Non a caso, l’intera installazione di Wael Shawky, sviluppata su tutti e tre i piani della galleria, si presenta proprio nelle forme di un’esposizione archeologica “museale” dell’antica città , di cui l’artista sembra averne riportato alla luce i frammenti e le simbologie di un immaginario storico e culturale che da sempre caratterizzano Pompei di una mitologia seducente e misteriosa.
La mostra I Am Hymns of the New Temples ruota intorno all’omonimo film che, presentato lo scorso maggio al Teatro Piccolo “Odeion” del Parco Archeologico di Pompei, apre le porte all’esposizione proiettato in dimensioni monumentali nella prima sala. Il film ci presenta e ci fa vivere le rovine di Pompei come un teatro della memoria a cielo aperto della città dove, attraverso atti di creazione e distruzione continua, si ripercorre la narrazione mitologica sull’origine dell’universo, del pianeta Terra e delle sue divinità . Una narrazione che oscilla tra reale e finzione, dalle connotazioni ludiche e fiabesche, ipnotiche per lo spettatore: numerosi performer dalle grandi e vivaci maschere in ceramica e cartapesta, ispirate a quelle delle commedie greche e a quelle popolari delle fabulae atellanae, mettono in scena i volti di queste mitologie e divinità giocando sulle dimensioni della danza e del ritmo. Questo teatro della memoria, che per Wael Shawky è il simbolo di una morte e di una rinascita di mitologie e ritualità primordiali, conserva differenti visioni della stessa storia, concepite e registrate nel corso del tempo nelle diverse sponde che si affacciano sulla culla del Mediterraneo.
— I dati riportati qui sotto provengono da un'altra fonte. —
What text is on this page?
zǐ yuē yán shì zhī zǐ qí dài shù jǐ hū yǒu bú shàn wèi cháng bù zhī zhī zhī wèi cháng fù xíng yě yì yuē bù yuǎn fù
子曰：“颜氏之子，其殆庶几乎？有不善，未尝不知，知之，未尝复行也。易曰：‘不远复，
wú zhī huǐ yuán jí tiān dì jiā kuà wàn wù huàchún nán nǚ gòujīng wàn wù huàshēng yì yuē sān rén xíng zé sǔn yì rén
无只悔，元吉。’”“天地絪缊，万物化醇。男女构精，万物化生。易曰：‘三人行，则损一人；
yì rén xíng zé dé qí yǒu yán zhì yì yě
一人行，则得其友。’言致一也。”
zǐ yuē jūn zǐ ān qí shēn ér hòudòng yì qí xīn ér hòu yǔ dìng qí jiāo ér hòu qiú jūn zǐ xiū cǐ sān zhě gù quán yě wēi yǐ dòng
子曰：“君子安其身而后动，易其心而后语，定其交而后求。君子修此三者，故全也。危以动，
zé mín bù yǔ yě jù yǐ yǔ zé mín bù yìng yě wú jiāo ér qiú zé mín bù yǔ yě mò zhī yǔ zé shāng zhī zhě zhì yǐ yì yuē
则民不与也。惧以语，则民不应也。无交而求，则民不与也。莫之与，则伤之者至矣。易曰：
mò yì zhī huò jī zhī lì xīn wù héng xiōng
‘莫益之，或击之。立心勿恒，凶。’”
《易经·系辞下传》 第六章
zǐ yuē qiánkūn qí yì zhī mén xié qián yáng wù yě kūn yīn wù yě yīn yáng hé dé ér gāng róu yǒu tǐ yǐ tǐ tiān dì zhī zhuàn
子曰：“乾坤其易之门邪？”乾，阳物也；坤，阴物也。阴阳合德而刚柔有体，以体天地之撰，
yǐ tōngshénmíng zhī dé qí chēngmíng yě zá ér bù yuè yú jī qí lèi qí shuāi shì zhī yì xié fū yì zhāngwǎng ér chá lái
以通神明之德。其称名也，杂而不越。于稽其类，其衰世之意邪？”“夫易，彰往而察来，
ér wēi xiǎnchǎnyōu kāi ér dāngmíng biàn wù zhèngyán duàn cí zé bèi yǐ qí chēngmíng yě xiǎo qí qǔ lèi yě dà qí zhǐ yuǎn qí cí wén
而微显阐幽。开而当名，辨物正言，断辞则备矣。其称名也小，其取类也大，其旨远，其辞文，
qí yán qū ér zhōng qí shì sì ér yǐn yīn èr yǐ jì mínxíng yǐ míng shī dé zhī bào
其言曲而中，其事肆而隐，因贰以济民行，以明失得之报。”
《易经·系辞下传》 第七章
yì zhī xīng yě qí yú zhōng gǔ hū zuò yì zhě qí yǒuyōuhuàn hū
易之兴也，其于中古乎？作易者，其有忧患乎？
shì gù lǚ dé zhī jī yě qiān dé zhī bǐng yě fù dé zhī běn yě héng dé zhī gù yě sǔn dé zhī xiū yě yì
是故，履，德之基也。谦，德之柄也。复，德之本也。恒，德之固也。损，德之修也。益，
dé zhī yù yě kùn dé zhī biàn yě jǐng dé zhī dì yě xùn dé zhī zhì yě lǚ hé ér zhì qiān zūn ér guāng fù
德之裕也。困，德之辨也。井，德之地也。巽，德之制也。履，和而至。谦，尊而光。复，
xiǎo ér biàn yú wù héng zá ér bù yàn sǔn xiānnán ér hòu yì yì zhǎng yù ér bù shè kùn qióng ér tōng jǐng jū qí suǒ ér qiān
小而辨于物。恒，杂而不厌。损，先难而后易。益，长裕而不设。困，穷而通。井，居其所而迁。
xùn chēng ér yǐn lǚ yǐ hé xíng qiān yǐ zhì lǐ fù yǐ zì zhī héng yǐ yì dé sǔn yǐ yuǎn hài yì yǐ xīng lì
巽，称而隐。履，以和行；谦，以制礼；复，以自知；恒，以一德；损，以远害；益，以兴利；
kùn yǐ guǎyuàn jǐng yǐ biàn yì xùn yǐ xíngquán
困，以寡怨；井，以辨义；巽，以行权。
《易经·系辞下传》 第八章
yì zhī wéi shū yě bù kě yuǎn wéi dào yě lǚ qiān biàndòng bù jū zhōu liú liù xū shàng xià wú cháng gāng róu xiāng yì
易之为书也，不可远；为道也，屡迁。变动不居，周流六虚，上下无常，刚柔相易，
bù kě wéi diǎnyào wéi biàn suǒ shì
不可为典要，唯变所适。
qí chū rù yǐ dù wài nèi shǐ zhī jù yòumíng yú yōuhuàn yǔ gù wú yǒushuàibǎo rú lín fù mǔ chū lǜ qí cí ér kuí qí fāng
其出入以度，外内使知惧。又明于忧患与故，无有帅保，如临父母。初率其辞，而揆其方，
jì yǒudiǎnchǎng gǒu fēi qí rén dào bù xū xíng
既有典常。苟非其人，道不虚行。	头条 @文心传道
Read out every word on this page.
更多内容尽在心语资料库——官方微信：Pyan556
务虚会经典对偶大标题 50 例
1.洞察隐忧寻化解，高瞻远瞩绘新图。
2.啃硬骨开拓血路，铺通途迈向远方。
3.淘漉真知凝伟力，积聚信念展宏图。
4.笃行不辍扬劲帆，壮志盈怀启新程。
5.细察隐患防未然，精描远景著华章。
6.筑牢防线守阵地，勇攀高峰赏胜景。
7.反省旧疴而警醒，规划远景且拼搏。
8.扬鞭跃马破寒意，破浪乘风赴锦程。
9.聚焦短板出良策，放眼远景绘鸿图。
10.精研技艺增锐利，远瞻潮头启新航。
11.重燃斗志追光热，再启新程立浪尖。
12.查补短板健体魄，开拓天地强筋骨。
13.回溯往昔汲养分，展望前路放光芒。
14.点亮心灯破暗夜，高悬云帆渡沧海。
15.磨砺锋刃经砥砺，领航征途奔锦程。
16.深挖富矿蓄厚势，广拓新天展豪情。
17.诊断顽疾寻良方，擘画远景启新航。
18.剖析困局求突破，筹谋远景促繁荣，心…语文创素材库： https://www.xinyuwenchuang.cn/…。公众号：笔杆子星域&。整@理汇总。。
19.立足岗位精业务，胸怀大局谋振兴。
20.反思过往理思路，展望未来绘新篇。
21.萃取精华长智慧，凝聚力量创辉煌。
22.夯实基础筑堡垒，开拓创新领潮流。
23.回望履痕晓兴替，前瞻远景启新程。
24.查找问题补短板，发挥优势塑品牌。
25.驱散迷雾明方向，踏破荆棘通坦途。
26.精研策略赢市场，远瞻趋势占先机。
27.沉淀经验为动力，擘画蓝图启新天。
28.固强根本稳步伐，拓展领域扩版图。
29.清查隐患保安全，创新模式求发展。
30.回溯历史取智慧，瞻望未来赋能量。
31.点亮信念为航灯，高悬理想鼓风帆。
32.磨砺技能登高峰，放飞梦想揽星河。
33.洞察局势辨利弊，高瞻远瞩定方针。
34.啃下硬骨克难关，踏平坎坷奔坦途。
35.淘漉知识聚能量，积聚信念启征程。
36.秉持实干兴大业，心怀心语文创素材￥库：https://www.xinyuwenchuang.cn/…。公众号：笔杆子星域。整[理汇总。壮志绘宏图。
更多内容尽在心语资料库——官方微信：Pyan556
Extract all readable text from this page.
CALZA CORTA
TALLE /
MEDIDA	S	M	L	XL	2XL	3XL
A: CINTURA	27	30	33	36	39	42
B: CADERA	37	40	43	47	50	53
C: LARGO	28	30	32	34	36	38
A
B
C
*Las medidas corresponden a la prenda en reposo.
Dalla proiezione monumentale di I Am Hymns of the New Temples, avviene come la fuoriuscita di tutti gli altri elementi che compongono l’omonima mostra e che ne rappresentano la scenografia: si riportano le maschere, le oggettistiche, le forme e i colori che compongono l’immaginario narrativo del film. Weal Shawky, da questo viaggio nella memoria e nella storia dell’uomo ripercorsa tra le rovine di Pompei, estrae elementi e simbologie rielaborandoli attraverso differenti media e tecniche di formalizzazione: dalla performance al film, dal disegno alla scultura. Tutti medium che, messi in dialogo tra loro, compongono un allestimento simiche a quello archeologico, dove teche museali contengono le forme rinvenute e riscoperte di un passato mitologico. Attraversando i piani bidimensionali della proiezione del cinema, della pittura e del disegno, insieme a quelli tridimensionali della scultura. Weal Shawky fa dello spazio espositivo un grande teatro dove, avvolto da calde pareti color magenta, dare corpo e vita a un dinamico immaginario fiabesco dalle forme vivaci e colorate, armoniosamente intrecciate tra loro, che ricompongono le strutture di un passato storico mitologico e seducente.